Publication | Open Access

Preserved genetic diversity in organoids cultured from biopsies of human colorectal cancer metastases

477

Citations

15

References

2015

Year

TLDR

Chemotherapy improves survival, yet heterogeneity in tumor chemosensitivity leads to unnecessary treatment and toxicity, and tumor organoids offer an individualized platform to address this issue. The study aims to develop a platform that preemptively identifies patients who will benefit from treatment by establishing organoid cultures from metastatic biopsies. Organoid cultures were established from metastatic biopsy specimens with high success and maintained genetic fidelity to the original metastasis. The data support translating this technology into clinical use as an ex vivo screening platform to tailor treatment.

Abstract

Significance Chemotherapy has been proven in clinical studies to improve overall survival significantly. Unfortunately, there is a significant degree of heterogeneity in tumor chemosensitivity, often resulting in unnecessary treatment and needless exposure to toxic side-effects.
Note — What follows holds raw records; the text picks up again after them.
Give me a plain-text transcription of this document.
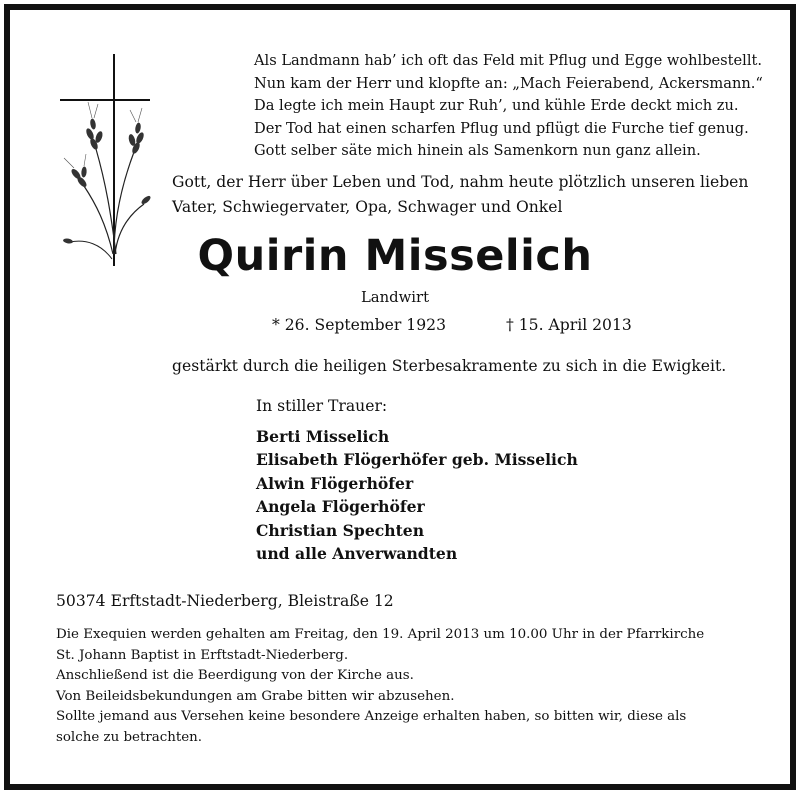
Als Landmann hab’ ich oft das Feld mit Pflug und Egge wohlbestellt.
Nun kam der Herr und klopfte an: „Mach Feierabend, Ackersmann.“
Da legte ich mein Haupt zur Ruh’, und kühle Erde deckt mich zu.
Der Tod hat einen scharfen Pflug und pflügt die Furche tief genug.
Gott selber säte mich hinein als Samenkorn nun ganz allein.
Gott, der Herr über Leben und Tod, nahm heute plötzlich unseren lieben
Vater, Schwiegervater, Opa, Schwager und Onkel
Quirin Misselich
Landwirt
* 26. September 1923	† 15. April 2013
gestärkt durch die heiligen Sterbesakramente zu sich in die Ewigkeit.
In stiller Trauer:
Berti Misselich
Elisabeth Flögerhöfer geb. Misselich
Alwin Flögerhöfer
Angela Flögerhöfer
Christian Spechten
und alle Anverwandten
50374 Erftstadt-Niederberg, Bleistraße 12
Die Exequien werden gehalten am Freitag, den 19. April 2013 um 10.00 Uhr in der Pfarrkirche
St. Johann Baptist in Erftstadt-Niederberg.
Anschließend ist die Beerdigung von der Kirche aus.
Von Beileidsbekundungen am Grabe bitten wir abzusehen.
Sollte jemand aus Versehen keine besondere Anzeige erhalten haben, so bitten wir, diese als
solche zu betrachten.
A platform is needed that can identify preemptively which patients will or will not benefit from treatment. Tumor organoids, 3D cultures of cancer cells, present such an individualized platform. In this study we demonstrate that organoid cultures can be established from metastatic biopsy specimens with a high success rate and genetically represent the metastasis they were derived from. These data support the translation of this innovative technology to the clinic as an ex vivo screening platform for tailoring treatment.